Endocrine Abstracts

Background: Immune checkpoint inhibitors (ICIs) have modified the outcome of several advanced malignancies. Thyroid dysfunctions (DYSTHYR) are the most common endocrine immune-related adverse events (IRAEs) during treatment with the programmed cell death protein-1 (PD-1) and its ligand (PD-L1) inhibitors. Data regarding predictive biomarkers enabling stratification of DYSTHYR risk are still limited.

Patients and methods: We retrospectively analyzed patients who started treatment with PD-1/PD-L1 inhibitors between 2017 and 2020 at Città della Salute e della Scienza Hospital (Department of Oncology). Both the onset of new DYSTHYR during ICI and the worsening of pre-existing DYSTHYR were recorded; patients with central hypothyroidism were excluded. In subjects without pre-existing hormonal thyroid alterations, it was evaluated the relationship between thyroid peroxidase antibody (Ab-TPO) level before the start of ICI and the onset of DYSTHYR during treatment. These patients were divided into two groups (MED-TPO+ and MED-TPO-) using the median Ab-TPO titer of the population as a cut-off value.

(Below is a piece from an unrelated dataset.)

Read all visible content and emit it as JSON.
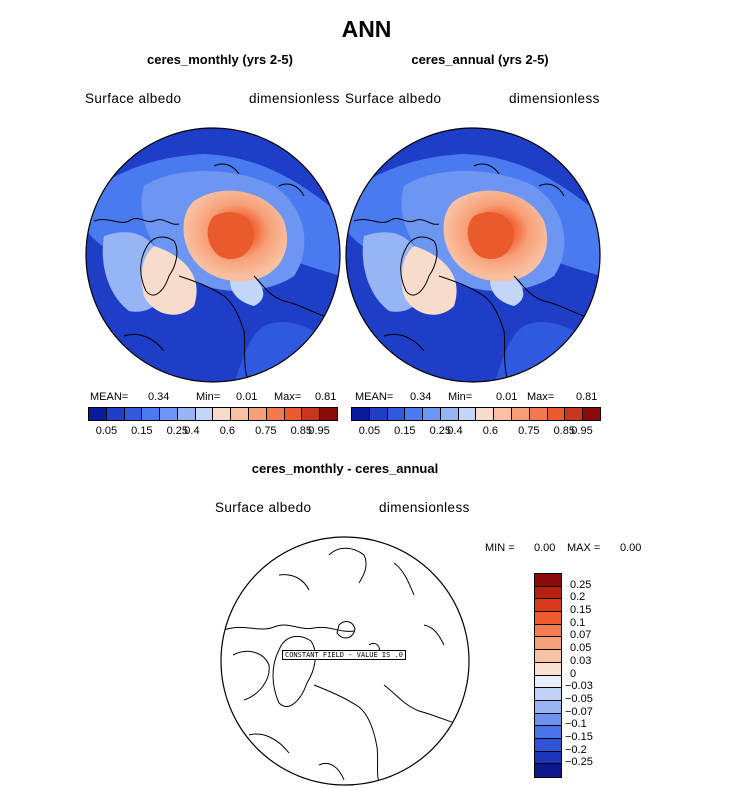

Results: In our cohort (median age 67 years, 70.7% males, 49.4% lung cancer, 95.4% anti PD-1 therapy), we observed a high frequency of DYSTHYR (80 out of 324 patients; 24.7%); thyrotoxicosis was detected in 7.7% of the population, while hypothyroidism occurred in 21% of subjects (after a median time of 1.8 and 3.7 months, respectively). Among cases with pre-existing thyroid hormonal alterations (14.5% of the sample), the worsening of DYSTHYR was found in 42.6% of cases after the start of ICI; the risk of DYSTHYR was significantly higher in comparison to patients without a thyroid disease history (OR 2.68 at univariate analysis, P 0.03). Baseline Ab-TPO levels were available for 97 patients (Ab-TPO median value 12 U/ml). Mean AbTPO level in the group with DYSTHYR during ICI (42.5 U/ml) was significantly higher than AbTPO titer in patients without DYSTHYR (16.1 U/ml, P=0.0003). DYSTHYR after the start of ICI occurred in 33.9% of MED-TPO+ patients vs 7.9% of MED-TPO- subjects (P=0.003); a significantly increased risk of developing DYSTHYR was observed in MED-TPO+ patients when compared to MED-TPO- cases (OR 5.98 at univariate analysis; P=0.007).

Conclusion: Our data confirm the high frequency of DYSTHYR (mostly hypothyroidism) during PD1/PD-L1 inhibitors. We observed a greater risk of DISTHYR during ICI in patients with pre-existing thyroid function alterations and in case of higher baseline Ab-TPO level. These results may help the oncologist to identify the patients who are most likely to require an endocrinologist consultation during ICIs.